We appreciate your engagement with our work and hope this clarifies your query. If you have any further questions or need more detailed explanations, please feel free to reach out.

[JunseongAHN]

Oh I got it. Thank you for clarifying.

Wow, It is interesting that the model understand how to inpaint the input with the exemplar only flipping!

I have one more question.
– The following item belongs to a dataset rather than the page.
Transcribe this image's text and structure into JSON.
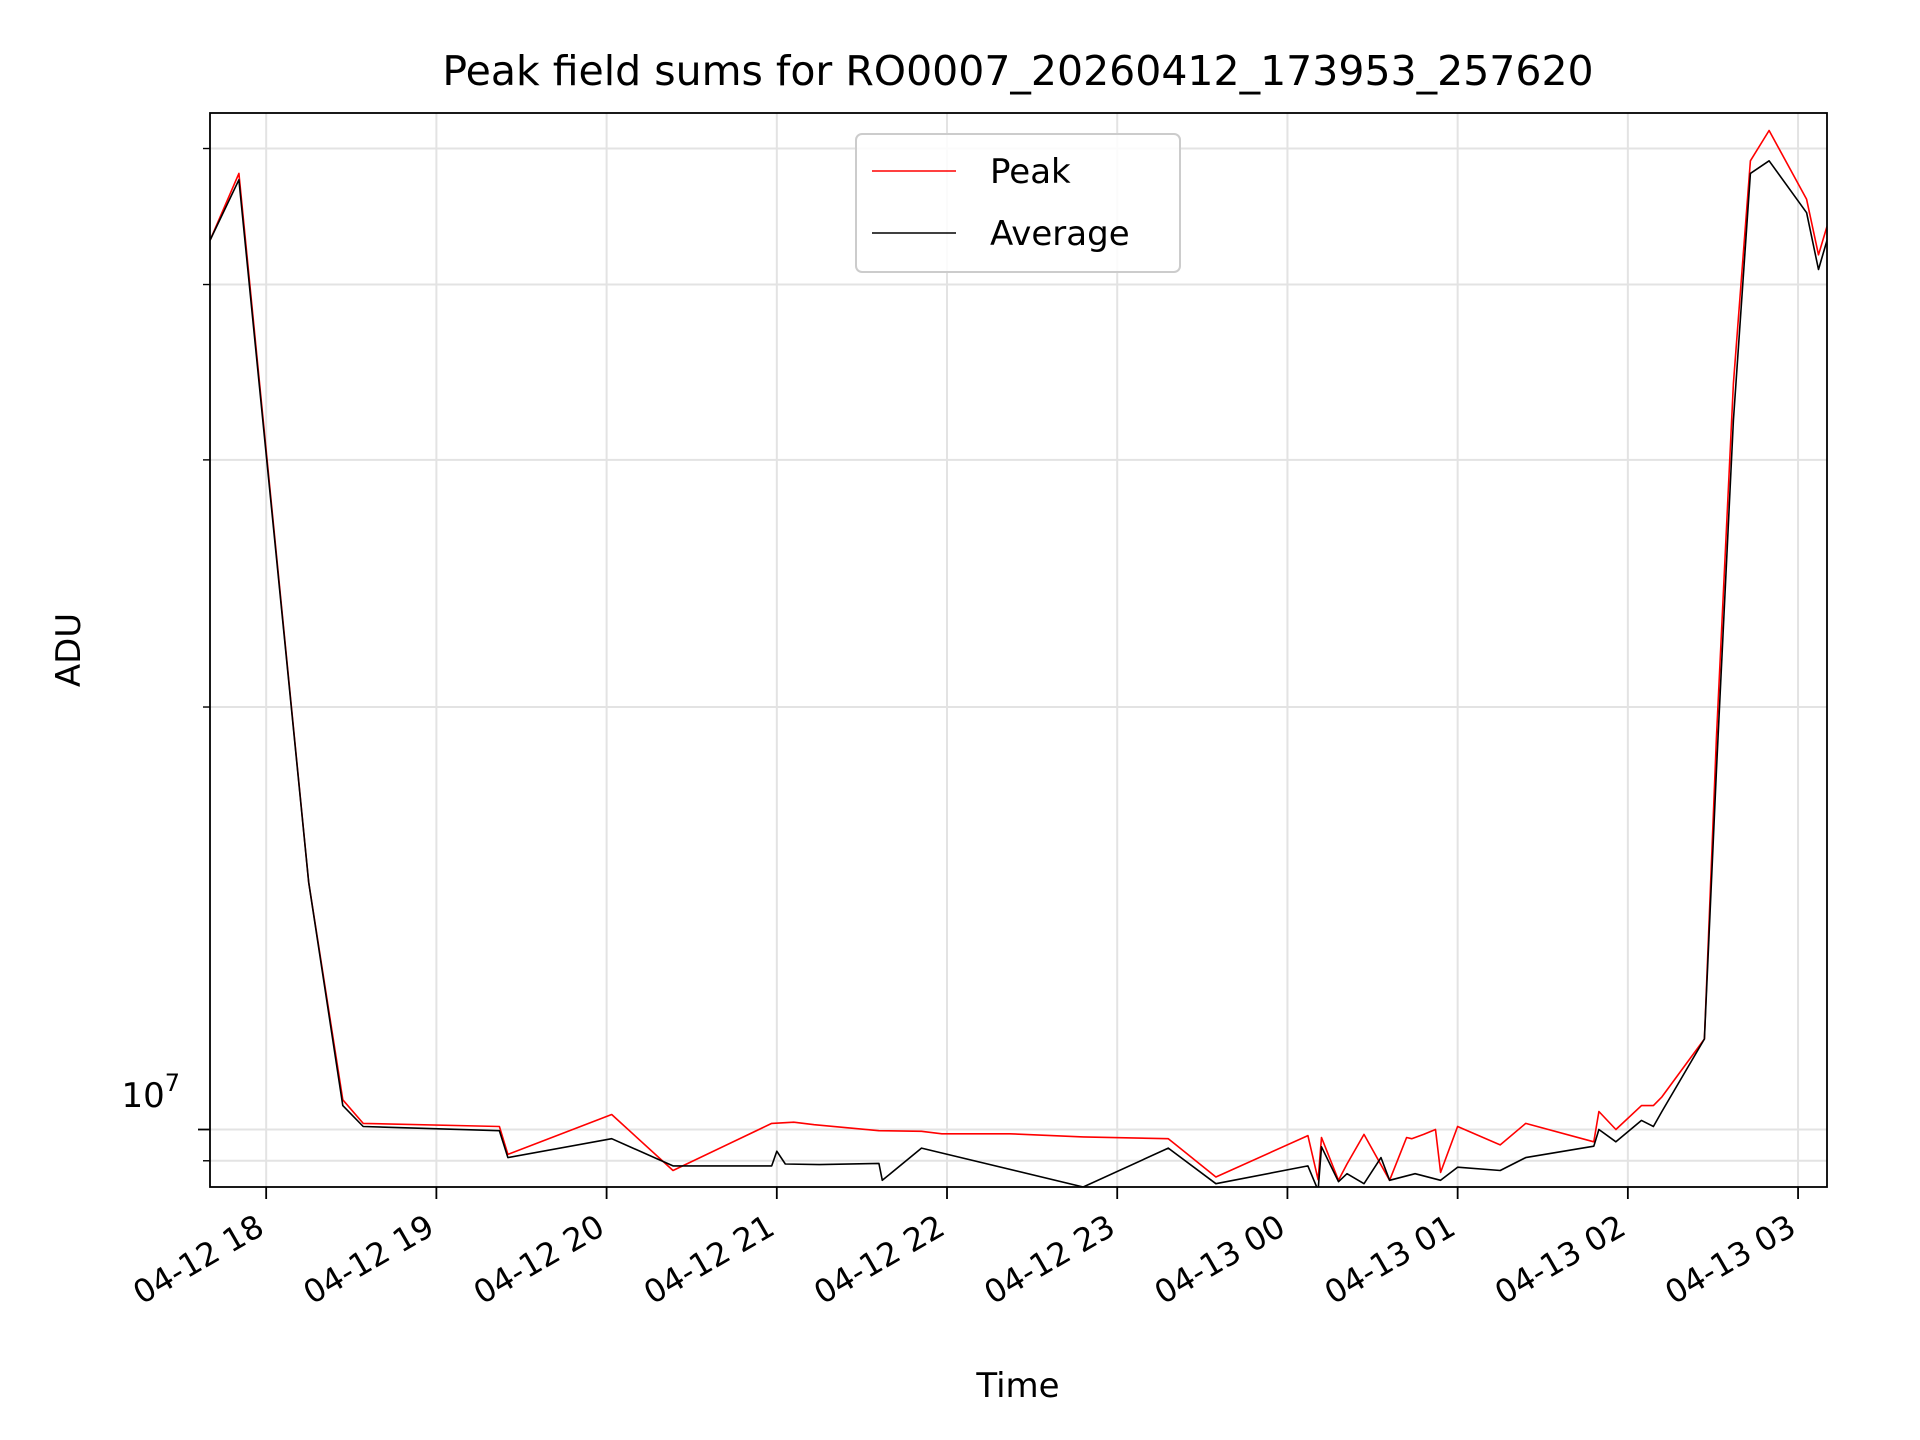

I believe we need to always apply $L{lpips}$ loss regardless flipping the image or not since $L{lpips}$ is should be transform invariant.

in the paper, it makes sense to apply $L{lpips}$ only if $I{gt}$ and $I{exe}$ are same. however, your code, as the paper describes, only optimized on $L{lpips}$ loss when rand_num == rand_end

        if rand_num == rand_end:
            g_percept_loss = percept_loss(completed_img, real_img.detach(),
                                          weight_map=mask_weight).sum() * args.percept_loss_weight
            loss_dict["g_percept_loss"] = g_percept_loss
            g_loss+=g_percept_loss
        else:
            loss_dict["g_percept_loss"] = torch.zeros(1).mean().cuda()

Could you clarify this?

Thank you!

[LonglongaaaGo]

Hi @JunseongAHN : Thank you for your insightful queries! I'm happy to clarify each point for you:

On your observation about flipping the image, what we actually do in our model is flip the index of a batch image. This means that, within a batch, the first image gets swapped with the last one, rather than flipping the image itself.

Regarding your question about the application of the Lpips loss: You've raised an important point. Indeed, when rand_num == rand_end, it implies that the exemplar is identical to the real (masked) image, making it appropriate to apply the Lpips loss. This is because, under these conditions, the loss can effectively guide the model in learning from the exemplar-guided inpainting process. On the other hand, when the exemplar is not the same as the real image (i.e., rand_num != rand_end), we leverage other losses. These are designed to implicitly encourage the generator to incorporate facial features from the exemplar.

I hope these explanations clarify your concerns. If you have any more questions, please feel free to ask!

[JunseongAHN]

oh, my bad. it was flipped along the batch axis haha

Now it perfectly makes sense! Thank you for clarifying!

[JunseongAHN]

I have one more question for clarification! I am wondering if you flipped the image on batch axis to get the exemplar image for an implementation simplicity.
was this way helpful for the training procedure??

You mentioned, and I also believe, implementing it as described in the paper is equally valid. However, I think optimizing a model with input and exemplar in the batch is slightly different from that with input and exemplar in the dataset.

[LonglongaaaGo]

Hi @JunseongAHN

Thanks again for your questions. Regarding the flipping within a batch of images, it essentially serves a similar purpose as extracting an exemplar from the dataset. Let me explain how:

1. Each time we construct a batch, we randomly select images. This ensures that the composition of each batch is unique and different from the previous iterations.
2. By implementing flipped indexes, we effectively use a different set of exemplars for each masked image in every iteration. This variety in exemplars across iterations enhances the learning process.
3. It's important to note that in a batch, each image independently influences the model training. Thus, it is the same as the way you mentioned here. I am really happy you can try your way to implement it. See if there are some interesting things that can be explored. 👍

[JunseongAHN]

I greatly appreciate your reply! awesome work! and thank you for sharing your code

[LonglongaaaGo]

Hi @JunseongAHN, Thank you!